Впервые с начала войны Эли растерялся. В конце концов, он опустил меч, решив оставить людей в живых: пусть дожидаются жрецов и приносят клятву. Все равно Борру не будет радости от душ таких слабых врагов!
Не зная, как донести смысл своего решения до боулу, юноша махнул рукой — мол, не бойтесь — а в следующее мгновение пожалел о своей жалости: мальчишка, вывернувшись из рук матери, попытался проткнуть врага длинным ножом.
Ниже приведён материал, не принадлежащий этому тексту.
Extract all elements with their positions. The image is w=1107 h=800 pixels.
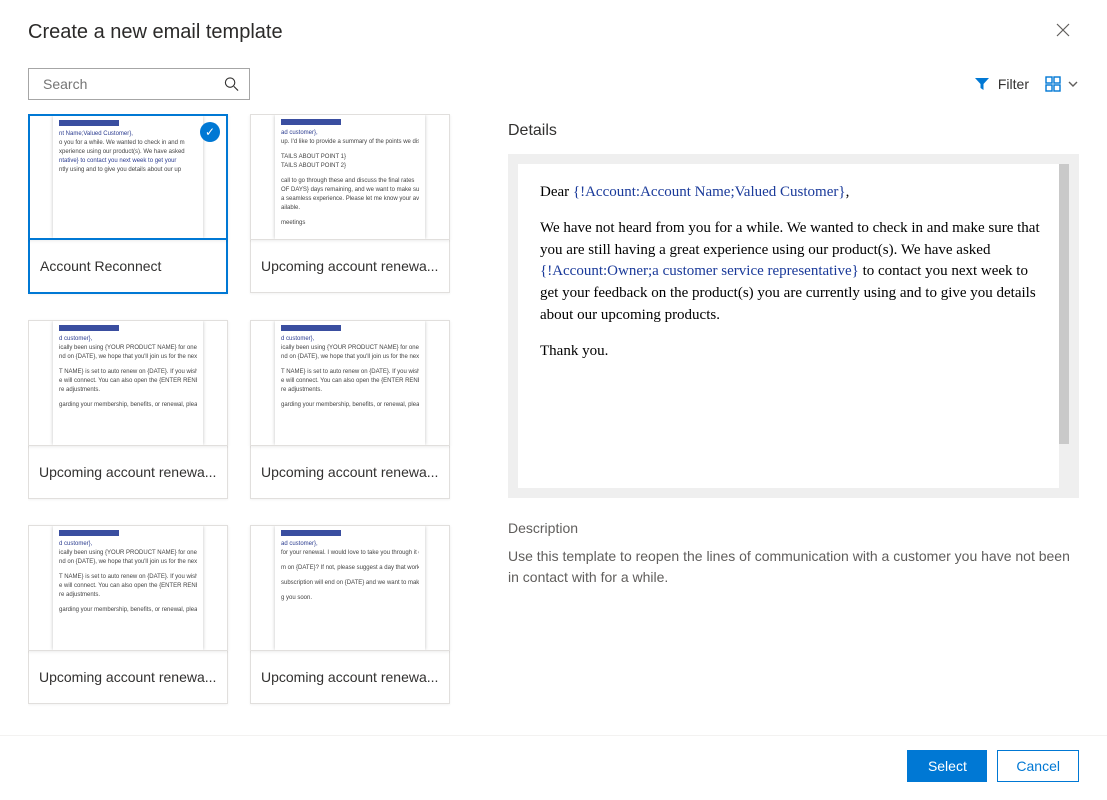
gallery-column: ✓nt Name;Valued Customer},o you for a wh… bbox=[28, 114, 490, 735]
template-card[interactable]: ✓d customer},ically been using {YOUR PRO… bbox=[28, 525, 228, 704]
search-input[interactable] bbox=[43, 76, 224, 92]
preview-scrollbar[interactable] bbox=[1059, 164, 1069, 488]
template-card-label: Upcoming account renewa... bbox=[250, 651, 450, 704]
preview-greeting-suffix: , bbox=[846, 184, 850, 200]
template-card-label: Account Reconnect bbox=[28, 240, 228, 294]
dialog: Create a new email template Filter bbox=[0, 0, 1107, 800]
dialog-footer: Select Cancel bbox=[0, 735, 1107, 800]
details-heading: Details bbox=[508, 122, 1079, 140]
gallery-scroll[interactable]: ✓nt Name;Valued Customer},o you for a wh… bbox=[28, 114, 490, 735]
preview-body-part1: We have not heard from you for a while. … bbox=[540, 220, 1040, 258]
thumbnail-page: d customer},ically been using {YOUR PROD… bbox=[275, 321, 425, 445]
grid-view-icon bbox=[1045, 76, 1061, 92]
cancel-button[interactable]: Cancel bbox=[997, 750, 1079, 782]
merge-field-account-name: {!Account:Account Name;Valued Customer} bbox=[573, 184, 846, 200]
template-thumbnail: ✓nt Name;Valued Customer},o you for a wh… bbox=[28, 114, 228, 240]
template-card-label: Upcoming account renewa... bbox=[250, 240, 450, 293]
view-switch[interactable] bbox=[1045, 76, 1079, 92]
thumbnail-page: d customer},ically been using {YOUR PROD… bbox=[53, 321, 203, 445]
description-text: Use this template to reopen the lines of… bbox=[508, 546, 1079, 588]
template-thumbnail: ✓d customer},ically been using {YOUR PRO… bbox=[28, 320, 228, 446]
details-column: Details Dear {!Account:Account Name;Valu… bbox=[490, 114, 1107, 735]
template-card[interactable]: ✓ad customer},for your renewal. I would … bbox=[250, 525, 450, 704]
filter-icon bbox=[974, 77, 990, 91]
description-heading: Description bbox=[508, 520, 1079, 536]
filter-label: Filter bbox=[998, 76, 1029, 92]
template-card-label: Upcoming account renewa... bbox=[28, 446, 228, 499]
merge-field-owner: {!Account:Owner;a customer service repre… bbox=[540, 263, 859, 279]
template-preview: Dear {!Account:Account Name;Valued Custo… bbox=[508, 154, 1079, 498]
preview-greeting-prefix: Dear bbox=[540, 184, 573, 200]
preview-body: We have not heard from you for a while. … bbox=[540, 218, 1047, 327]
template-thumbnail: ✓ad customer},up. I'd like to provide a … bbox=[250, 114, 450, 240]
template-card[interactable]: ✓d customer},ically been using {YOUR PRO… bbox=[28, 320, 228, 499]
preview-greeting: Dear {!Account:Account Name;Valued Custo… bbox=[540, 182, 1047, 204]
search-icon bbox=[224, 76, 239, 92]
template-thumbnail: ✓d customer},ically been using {YOUR PRO… bbox=[28, 525, 228, 651]
gallery-grid: ✓nt Name;Valued Customer},o you for a wh… bbox=[28, 114, 468, 724]
thumbnail-page: ad customer},up. I'd like to provide a s… bbox=[275, 115, 425, 239]
content: ✓nt Name;Valued Customer},o you for a wh… bbox=[0, 114, 1107, 735]
template-card[interactable]: ✓ad customer},up. I'd like to provide a … bbox=[250, 114, 450, 294]
template-card-label: Upcoming account renewa... bbox=[28, 651, 228, 704]
template-thumbnail: ✓ad customer},for your renewal. I would … bbox=[250, 525, 450, 651]
close-icon bbox=[1056, 23, 1070, 37]
search-field-wrapper[interactable] bbox=[28, 68, 250, 100]
close-button[interactable] bbox=[1047, 16, 1079, 48]
selected-check-icon: ✓ bbox=[200, 122, 220, 142]
select-button[interactable]: Select bbox=[907, 750, 987, 782]
chevron-down-icon bbox=[1067, 78, 1079, 90]
toolbar: Filter bbox=[0, 56, 1107, 114]
dialog-header: Create a new email template bbox=[0, 0, 1107, 56]
thumbnail-page: ad customer},for your renewal. I would l… bbox=[275, 526, 425, 650]
thumbnail-page: d customer},ically been using {YOUR PROD… bbox=[53, 526, 203, 650]
thumbnail-page: nt Name;Valued Customer},o you for a whi… bbox=[53, 116, 203, 238]
template-card[interactable]: ✓nt Name;Valued Customer},o you for a wh… bbox=[28, 114, 228, 294]
template-thumbnail: ✓d customer},ically been using {YOUR PRO… bbox=[250, 320, 450, 446]
template-card[interactable]: ✓d customer},ically been using {YOUR PRO… bbox=[250, 320, 450, 499]
dialog-title: Create a new email template bbox=[28, 21, 283, 44]
preview-thanks: Thank you. bbox=[540, 341, 1047, 363]
toolbar-right: Filter bbox=[974, 76, 1079, 92]
template-card-label: Upcoming account renewa... bbox=[250, 446, 450, 499]
filter-button[interactable]: Filter bbox=[974, 76, 1029, 92]
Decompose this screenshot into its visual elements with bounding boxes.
Эли убил нападавшего раньше, чем сообразил, что делает — тело привычно среагировало на угрозу. Боулу еще успел дотронуться рукой до рассеченной шеи и посмотреть на собственную кровь, прежде чем рухнул лицом вперед. Женщина упала на колени рядом с умирающим, завыв, как животное. Так выли женщины в Гизе, узнав про Восточный Зиф.
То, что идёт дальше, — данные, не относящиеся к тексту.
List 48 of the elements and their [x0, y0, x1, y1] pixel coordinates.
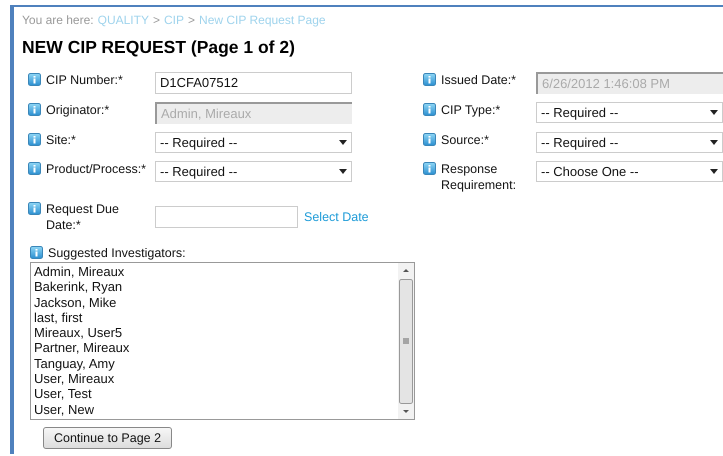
field-label: Issued Date:* [441, 72, 516, 88]
caret-icon [710, 169, 718, 174]
help-icon [30, 246, 43, 259]
investigators-listbox[interactable]: Admin, Mireaux Bakerink, Ryan Jackson, Mike last, first Mireaux, User5 Partner, Mireaux Tanguay, Amy User, Mireaux User, Test User, New [30, 262, 415, 420]
continue-button[interactable]: Continue to Page 2 [43, 427, 172, 449]
text-field[interactable]: D1CFA07512 [155, 72, 352, 94]
list-item[interactable]: Jackson, Mike [34, 294, 395, 310]
list-item[interactable]: Tanguay, Amy [34, 356, 395, 372]
help-icon [423, 162, 436, 175]
dropdown[interactable]: -- Choose One -- [536, 161, 723, 182]
page-title: NEW CIP REQUEST (Page 1 of 2) [22, 37, 296, 58]
list-item[interactable]: Admin, Mireaux [34, 264, 395, 280]
list-item[interactable]: last, first [34, 310, 395, 326]
field-label: Originator:* [46, 102, 110, 118]
help-icon [28, 162, 41, 175]
field-label: Source:* [441, 132, 489, 148]
list-item[interactable]: User, New [34, 402, 395, 417]
help-icon [28, 133, 41, 146]
dropdown[interactable]: -- Required -- [536, 102, 723, 123]
caret-icon [710, 140, 718, 145]
breadcrumb-label: You are here: [22, 13, 94, 29]
field-label: Site:* [46, 132, 76, 148]
dropdown[interactable]: -- Required -- [155, 132, 352, 153]
list-item[interactable]: Partner, Mireaux [34, 340, 395, 356]
field-label: Product/Process:* [46, 161, 146, 177]
help-icon [28, 103, 41, 116]
caret-icon [710, 110, 718, 115]
list-item[interactable]: User, Test [34, 386, 395, 402]
dropdown[interactable]: -- Required -- [536, 132, 723, 153]
field-label: Suggested Investigators: [48, 245, 186, 261]
help-icon [423, 73, 436, 86]
field-label: Request Due Date:* [46, 201, 120, 233]
help-icon [28, 73, 41, 86]
field-label: CIP Number:* [46, 72, 123, 88]
breadcrumb-separator: > [152, 13, 160, 29]
help-icon [423, 133, 436, 146]
date-field[interactable] [155, 206, 298, 228]
field-label: Response Requirement: [441, 161, 518, 193]
field-label: CIP Type:* [441, 102, 500, 118]
list-item[interactable]: User, Mireaux [34, 371, 395, 386]
caret-icon [339, 169, 347, 174]
dropdown[interactable]: -- Required -- [155, 161, 352, 182]
help-icon [28, 202, 41, 215]
list-item[interactable]: Mireaux, User5 [34, 325, 395, 340]
caret-icon [339, 140, 347, 145]
help-icon [423, 103, 436, 116]
list-item[interactable]: Bakerink, Ryan [34, 279, 395, 295]
breadcrumb-separator: > [188, 13, 196, 29]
На мгновение Грэзу почувствовал себя самым обычным убийцей. Но сделанного было не исправить, и он попятился, чтобы уйти, не брать на душу еще одну ненужную смерть. Вот только боги рассудили по-другому.
Женщина неумело схватила нож и кинулась на Грэзу, пытаясь то ли зарезать, то ли выколоть ему глаза. Юноша отпихнул сумасшедшую бабу щитом, но та оказалась хуже клеща — бросилась снова. Боулу не боялась смерти. Она хотела только одного — дотянуться до убийцы сына.
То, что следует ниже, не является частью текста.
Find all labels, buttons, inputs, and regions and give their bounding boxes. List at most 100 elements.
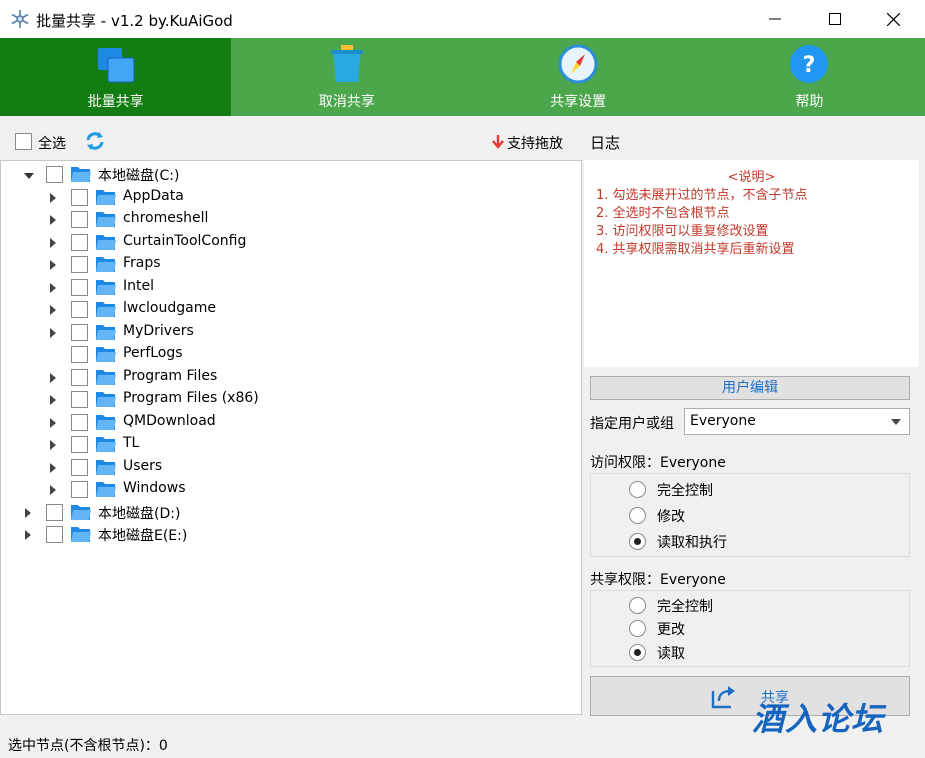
- collapsed-arrow-icon[interactable]: [23, 529, 33, 541]
- refresh-icon[interactable]: [84, 130, 106, 152]
- node-checkbox[interactable]: [46, 526, 63, 543]
- tree-node[interactable]: Windows: [1, 479, 581, 501]
- tree-node[interactable]: TL: [1, 434, 581, 456]
- maximize-button[interactable]: [812, 0, 858, 38]
- node-label: Program Files (x86): [123, 390, 259, 406]
- tree-node[interactable]: Program Files (x86): [1, 389, 581, 411]
- collapsed-arrow-icon[interactable]: [48, 439, 58, 451]
- folder-icon: [95, 344, 117, 364]
- node-checkbox[interactable]: [71, 481, 88, 498]
- select-all-checkbox[interactable]: [15, 133, 32, 150]
- node-checkbox[interactable]: [71, 368, 88, 386]
- tree-node[interactable]: Users: [1, 457, 581, 479]
- collapsed-arrow-icon[interactable]: [48, 237, 58, 249]
- folder-icon: [95, 389, 117, 409]
- watermark-logo: 酒入论坛: [752, 700, 885, 738]
- node-checkbox[interactable]: [71, 323, 88, 341]
- folder-icon: [95, 232, 117, 252]
- radio-button[interactable]: [629, 597, 646, 614]
- log-box: <说明> 1. 勾选未展开过的节点，不含子节点 2. 全选时不包含根节点 3. …: [584, 160, 919, 367]
- node-checkbox[interactable]: [71, 346, 88, 363]
- tool-batch-share[interactable]: 批量共享: [0, 38, 232, 116]
- tree-node[interactable]: Program Files: [1, 367, 581, 389]
- note-line: 4. 共享权限需取消共享后重新设置: [596, 242, 795, 257]
- svg-text:?: ?: [803, 53, 816, 78]
- folder-icon: [95, 457, 117, 477]
- note-line: 2. 全选时不包含根节点: [596, 206, 730, 221]
- tree-node[interactable]: QMDownload: [1, 412, 581, 434]
- node-checkbox[interactable]: [71, 211, 88, 228]
- node-checkbox[interactable]: [71, 301, 88, 318]
- folder-icon: [95, 322, 117, 342]
- tool-label: 帮助: [795, 94, 824, 110]
- tree-node[interactable]: CurtainToolConfig: [1, 232, 581, 254]
- user-select-value: Everyone: [690, 413, 756, 429]
- collapsed-arrow-icon[interactable]: [48, 372, 58, 384]
- collapsed-arrow-icon[interactable]: [48, 484, 58, 496]
- node-checkbox[interactable]: [46, 503, 63, 521]
- tree-node[interactable]: Intel: [1, 277, 581, 299]
- node-label: CurtainToolConfig: [123, 232, 247, 249]
- radio-label: 修改: [657, 509, 685, 525]
- node-checkbox[interactable]: [71, 278, 88, 296]
- tree-node[interactable]: 本地磁盘(C:): [1, 164, 581, 186]
- tool-share-settings[interactable]: 共享设置: [463, 38, 694, 116]
- radio-button[interactable]: [629, 481, 646, 498]
- node-checkbox[interactable]: [46, 166, 63, 183]
- access-permission-group: 完全控制 修改 读取和执行: [590, 473, 910, 557]
- tree-node[interactable]: 本地磁盘E(E:): [1, 524, 581, 546]
- tree-header: 全选 支持拖放: [0, 126, 582, 158]
- minimize-button[interactable]: [752, 0, 798, 38]
- folder-icon: [70, 524, 92, 544]
- node-checkbox[interactable]: [71, 458, 88, 476]
- radio-button[interactable]: [629, 533, 646, 550]
- collapsed-arrow-icon[interactable]: [48, 417, 58, 429]
- radio-button[interactable]: [629, 620, 646, 637]
- radio-button[interactable]: [629, 507, 646, 524]
- node-label: QMDownload: [123, 412, 216, 429]
- node-checkbox[interactable]: [71, 436, 88, 453]
- node-label: AppData: [123, 187, 184, 204]
- node-label: 本地磁盘(C:): [98, 168, 180, 184]
- folder-icon: [70, 164, 92, 184]
- node-checkbox[interactable]: [71, 413, 88, 431]
- tree-node[interactable]: chromeshell: [1, 209, 581, 231]
- collapsed-arrow-icon[interactable]: [48, 462, 58, 474]
- collapsed-arrow-icon[interactable]: [48, 214, 58, 226]
- expanded-arrow-icon[interactable]: [23, 169, 34, 181]
- collapsed-arrow-icon[interactable]: [48, 394, 58, 406]
- close-button[interactable]: [870, 0, 916, 38]
- radio-label: 更改: [657, 622, 685, 638]
- collapsed-arrow-icon[interactable]: [23, 507, 33, 519]
- tree-node[interactable]: AppData: [1, 187, 581, 209]
- folder-icon: [70, 502, 92, 522]
- user-select[interactable]: Everyone: [684, 408, 910, 435]
- radio-button[interactable]: [629, 644, 646, 661]
- collapsed-arrow-icon[interactable]: [48, 327, 58, 339]
- tree-node[interactable]: PerfLogs: [1, 344, 581, 366]
- node-label: 本地磁盘E(E:): [98, 528, 188, 544]
- folder-icon: [95, 209, 117, 229]
- user-edit-button[interactable]: 用户编辑: [590, 376, 910, 400]
- folder-tree[interactable]: 本地磁盘(C:) AppData chromeshell CurtainToolCon…: [0, 160, 582, 715]
- note-line: 1. 勾选未展开过的节点，不含子节点: [596, 188, 808, 203]
- node-checkbox[interactable]: [71, 256, 88, 273]
- folder-icon: [95, 187, 117, 207]
- tree-node[interactable]: Fraps: [1, 254, 581, 276]
- tool-help[interactable]: ? 帮助: [694, 38, 925, 116]
- collapsed-arrow-icon[interactable]: [48, 192, 58, 204]
- node-checkbox[interactable]: [71, 233, 88, 251]
- tree-node[interactable]: 本地磁盘(D:): [1, 502, 581, 524]
- collapsed-arrow-icon[interactable]: [48, 259, 58, 271]
- tree-node[interactable]: MyDrivers: [1, 322, 581, 344]
- collapsed-arrow-icon[interactable]: [48, 282, 58, 294]
- tree-node[interactable]: lwcloudgame: [1, 299, 581, 321]
- folder-icon: [95, 479, 117, 499]
- drag-drop-hint: 支持拖放: [507, 136, 563, 152]
- collapsed-arrow-icon[interactable]: [48, 304, 58, 316]
- node-label: chromeshell: [123, 210, 209, 226]
- node-checkbox[interactable]: [71, 391, 88, 408]
- snowflake-app-icon: [11, 10, 29, 28]
- node-checkbox[interactable]: [71, 188, 88, 206]
- tool-cancel-share[interactable]: 取消共享: [231, 38, 462, 116]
Юноша почувствовал себя очень нелепо и обозлился: милосердие не пошло боулу впрок. Эли с товарищами приходилось пятиться от женщины, наседавшей, как бешеная собака. Даже когда Грэзу отобрал у нее нож и врезал по щеке, пытаясь если не привести в себя, то хотя бы испугать, это не помогло. Боулу только выть перестала. Зато теперь она шипела и изрыгала проклятия, продолжая тянуться к его лицу скрюченными пальцами. А когда все оказались в круглом зале, откуда брали начало коридоры, вдруг торжествующе вскрикнула и метнулась к стене, на которой висела длинная железная трубка. Но тут женщину опалило огненным шаром.
Грэзу оглянулся, за его спиной стоял Яир.
Сокол был бледен, но голос прозвучал решительно:
— Там руны какие-то. Не стал рисковать.
Чувствуя одновременно стыд и облегчение, Грэзу кивнул. Облегчение от того, что не от его руки пала женщина, стыд — потому что именно Эли должен был ее убить и не вешать эту тяжесть на плечи мальчишки.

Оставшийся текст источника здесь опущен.